Plus récemment, des mises à niveau qui ont augmenté la puissance de sortie des moteurs WZ-9 ont permis d’augmenter le blindage et d’améliorer la capacité de survie. «À partir de 2020… les Z-10 ont ajouté une armure sur les côtés des cockpits et des compartiments moteur. Bien que la zone totale protégée soit relativement limitée, grâce aux nouvelles avancées technologiques, ce blindage supplémentaire résiste aux obus de 20 mm », indique l’évaluation.
Cette évaluation note également que ces avions ont des capacités de défense passives et actives. De plus, explique-t-il, « Avec le pilote utilisant le casque de vision nocturne, le Z-10 a une puissante capacité de combat nocturne. » En effet, l’hélicoptère de l’APL force régulièrement exercer la nuit.
En ce qui concerne l’avionique, cette évaluation explique : « Le Z-10 n’utilise pas le système fly-by-wire le plus avancé. Le système hybride numérique-analogique, bien que d’une classe légèrement inférieure à un système de commande hydraulique traditionnel, offre une plus grande précision, une réponse plus rapide et une fiabilité supérieure. En conséquence, la maintenance est plus facile et la capacité de survie plus élevée. En outre, l’analyse note que les nouveaux hélicoptères d’attaque chinois ont emprunté à une conception furtive d’hélicoptère futuriste américain (qui n’a jamais été mise en production en série).
La puissance de feu a été au cœur du développement des hélicoptères d’attaque chinois. L’armure a traditionnellement été échangée contre une capacité de transport d’armes; l’accent a également été mis sur l’amélioration de l’armement des missiles. L’une des principales observations chinoises sur les performances des hélicoptères d’attaque russes dans la guerre en Ukraine concerne directement les limites des missiles russes.
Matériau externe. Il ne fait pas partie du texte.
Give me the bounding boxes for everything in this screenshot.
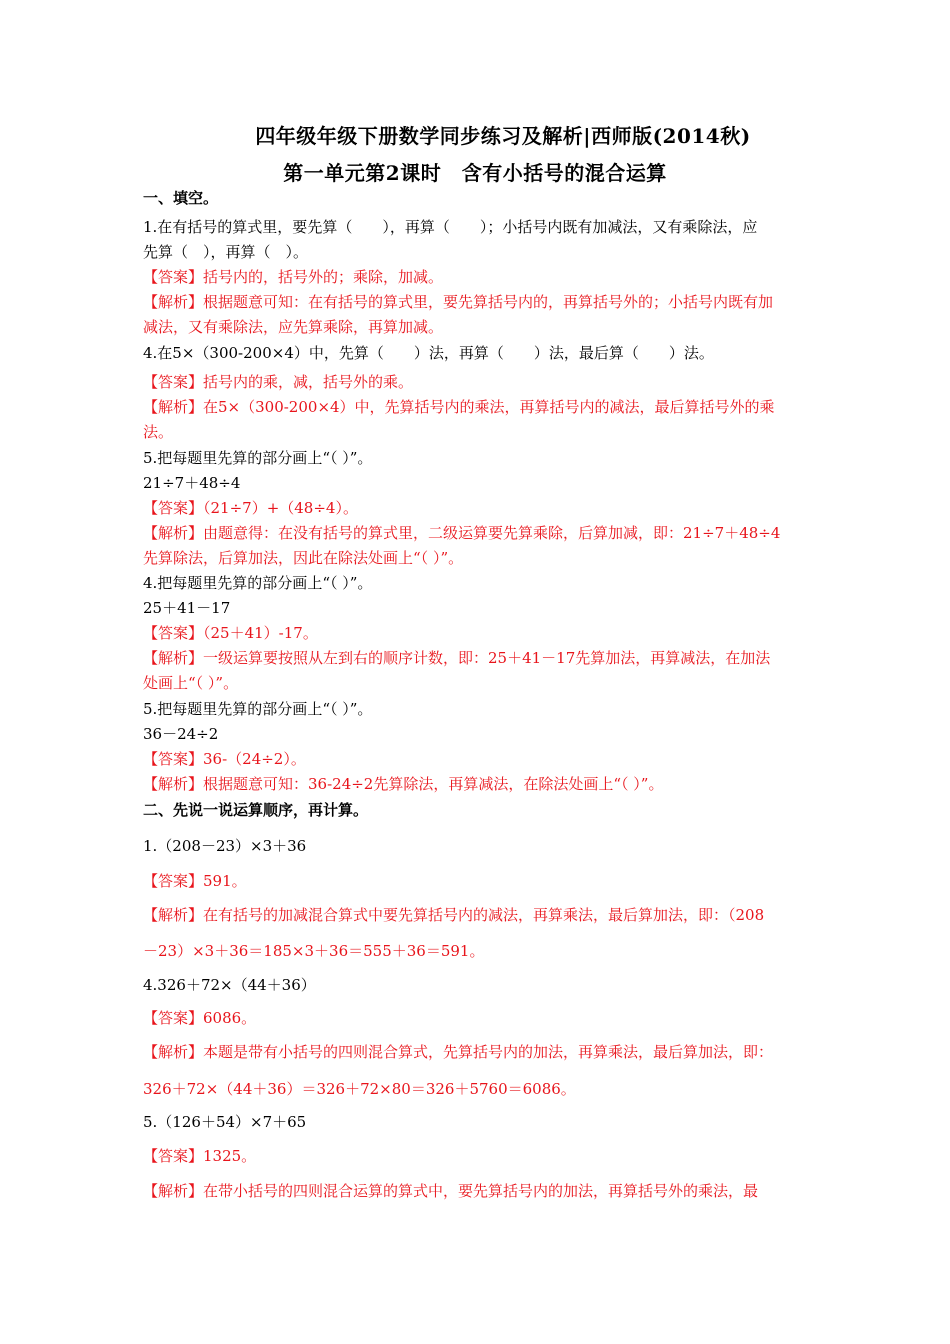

Dans une autre grande revue de défense chinoise, le point a été fait : « Les missiles antichars actuellement utilisés sont tous des modèles développés dans les années 1970 et 1980. Ils… ont deux défauts majeurs : une courte portée et un manque de capacité « tirer et oublier ». Cela oblige les hélicoptères à entrer dans des zones de destruction anti-aériennes… et réduit considérablement la capacité de survie sur le champ de bataille. Les Chinois, d’autre part, notent que les hélicoptères d’attaque Z-10 les plus récents ont «une nouvelle génération de munitions de frappe air-sol polyvalentes à longue portée améliorées. Cette nouvelle arme a non seulement une portée accrue de plus de 20 kilomètres, mais utilise également un système de guidage multimode avancé à ondes millimétriques/infrarouge avec une capacité de tir et d’oubli et une technologie anti-brouillage puissante.
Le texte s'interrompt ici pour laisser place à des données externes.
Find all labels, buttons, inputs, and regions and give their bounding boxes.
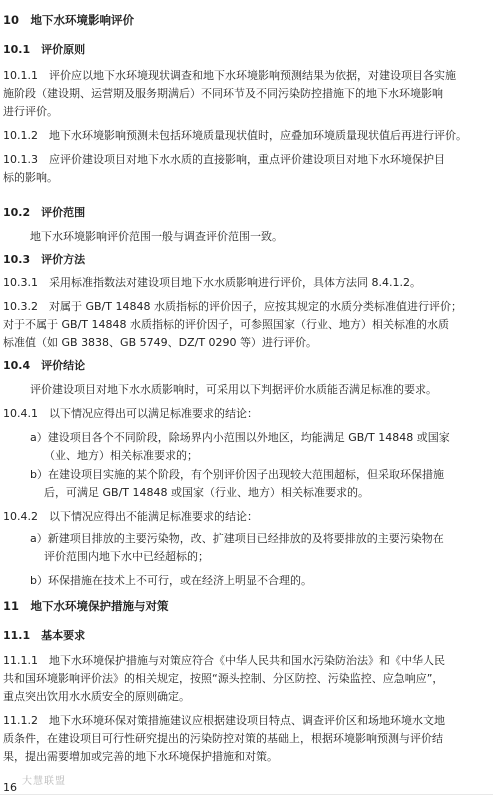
text-line: 标的影响。 <box>3 171 58 184</box>
section-heading: 11 地下水环境保护措施与对策 <box>3 599 169 613</box>
subsection-heading: 10.1 评价原则 <box>3 43 86 56</box>
text-line: 重点突出饮用水水质安全的原则确定。 <box>3 690 190 703</box>
section-heading: 10 地下水环境影响评价 <box>3 13 135 27</box>
subsection-heading: 10.2 评价范围 <box>3 206 86 219</box>
text-line: a）新建项目排放的主要污染物，改、扩建项目已经排放的及将要排放的主要污染物在 <box>30 532 444 545</box>
text-line: 10.3.2 对属于 GB/T 14848 水质指标的评价因子，应按其规定的水质分类标准值进行评价； <box>3 300 462 313</box>
text-line: 施阶段（建设期、运营期及服务期满后）不同环节及不同污染防控措施下的地下水环境影响 <box>3 87 443 100</box>
text-line: （业、地方）相关标准要求的； <box>44 449 198 462</box>
text-line: 质条件，在建设项目可行性研究提出的污染防控对策的基础上，根据环境影响预测与评价结 <box>3 732 443 745</box>
text-line: 地下水环境影响评价范围一般与调查评价范围一致。 <box>30 230 283 243</box>
text-line: 10.4.1 以下情况应得出可以满足标准要求的结论： <box>3 407 258 420</box>
text-line: 共和国环境影响评价法》的相关规定，按照“源头控制、分区防控、污染监控、应急响应”， <box>3 672 444 685</box>
text-line: 10.1.1 评价应以地下水环境现状调查和地下水环境影响预测结果为依据，对建设项目各实施 <box>3 69 456 82</box>
text-line: 11.1.2 地下水环境环保对策措施建议应根据建设项目特点、调查评价区和场地环境水文地 <box>3 714 445 727</box>
text-line: 进行评价。 <box>3 105 58 118</box>
text-line: 评价范围内地下水中已经超标的； <box>44 550 209 563</box>
text-line: 11.1.1 地下水环境保护措施与对策应符合《中华人民共和国水污染防治法》和《中华人民 <box>3 654 445 667</box>
text-line: 果，提出需要增加或完善的地下水环境保护措施和对策。 <box>3 750 278 763</box>
text-line: 标准值（如 GB 3838、GB 5749、DZ/T 0290 等）进行评价。 <box>3 336 318 349</box>
text-line: b）环保措施在技术上不可行，或在经济上明显不合理的。 <box>30 574 312 587</box>
watermark-logo: 大慧联盟 <box>22 776 66 787</box>
text-line: 对于不属于 GB/T 14848 水质指标的评价因子，可参照国家（行业、地方）相关标准的水质 <box>3 318 449 331</box>
subsection-heading: 11.1 基本要求 <box>3 629 86 642</box>
text-line: 10.4.2 以下情况应得出不能满足标准要求的结论： <box>3 510 258 523</box>
text-line: 10.3.1 采用标准指数法对建设项目地下水水质影响进行评价，具体方法同 8.4.1.2。 <box>3 276 421 289</box>
text-line: 10.1.2 地下水环境影响预测未包括环境质量现状值时，应叠加环境质量现状值后再进行评价。 <box>3 129 467 142</box>
subsection-heading: 10.3 评价方法 <box>3 253 86 266</box>
text-line: 评价建设项目对地下水水质影响时，可采用以下判据评价水质能否满足标准的要求。 <box>30 383 437 396</box>
text-line: 后，可满足 GB/T 14848 或国家（行业、地方）相关标准要求的。 <box>44 486 369 499</box>
text-line: b）在建设项目实施的某个阶段，有个别评价因子出现较大范围超标，但采取环保措施 <box>30 468 444 481</box>
subsection-heading: 10.4 评价结论 <box>3 359 86 372</box>
text-line: 10.1.3 应评价建设项目对地下水水质的直接影响，重点评价建设项目对地下水环境保护目 <box>3 153 445 166</box>
page-number: 16 <box>3 781 17 794</box>
text-line: a）建设项目各个不同阶段，除场界内小范围以外地区，均能满足 GB/T 14848 或国家 <box>30 431 450 444</box>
Le Z-10 peut transporter jusqu’à 16 missiles antichars. Cependant, même en ce qui concerne la puissance de feu, des compromis ont été faits pour réduire le poids : « (Le) canon de 23 mm sous le nez… (a été choisi) au lieu du canon de 30 mm couramment utilisé par les hélicoptères d’attaque étrangers. Néanmoins, l’analyse indique que ces hélicoptères seront efficaces pour détruire les « fortifications et bunkers renforcés » de l’adversaire.
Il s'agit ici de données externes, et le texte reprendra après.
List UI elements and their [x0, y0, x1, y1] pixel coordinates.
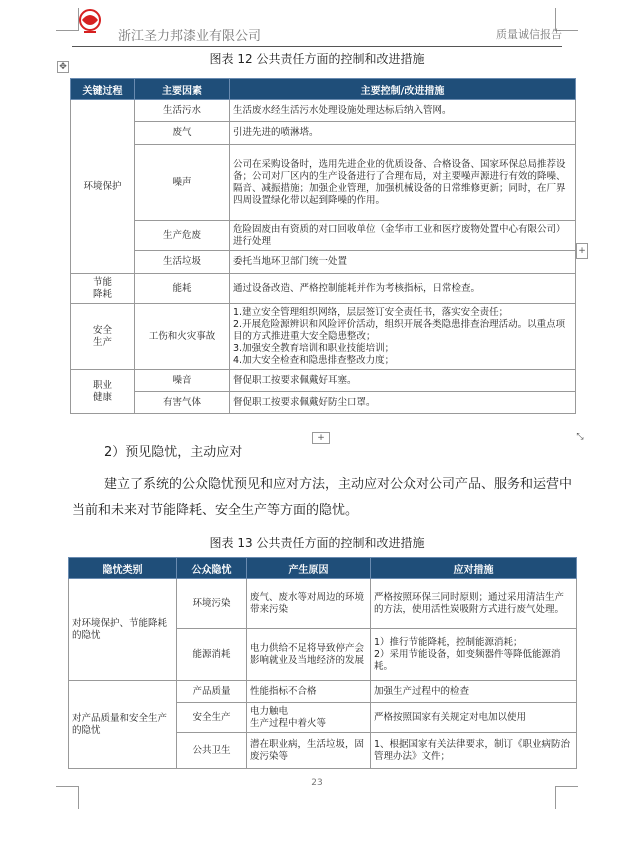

Constatant que la Russie a subi de lourdes pertes en Ukraine, l’analyse chinoise observe qu' »à l’avenir, le Z-10… sera confronté à la menace de plus de 2 000 missiles Stinger de fabrication américaine… si la Chine mène des opérations maritimes ». L’APL réfléchit déjà à la manière de neutraliser cette menace pour la grande flotte d’hélicoptères de la Chine.
Sans surprise, les drones sont une réponse. La stratégie consiste simplement à faire voler des drones devant pour filtrer les forces d’hélicoptères et identifier les menaces anti-aériennes. « Les drones peuvent assurer une surveillance et une reconnaissance par tous les temps à temps plein de la zone de combat. Après tout, si l’ennemi veut tendre une embuscade à la flotte d’hélicoptères, il effectuera certainement des attaques ciblées sur les couloirs aériens concernés. Le pré-déploiement (des troupes ennemies) et les embuscades seront certainement détectés.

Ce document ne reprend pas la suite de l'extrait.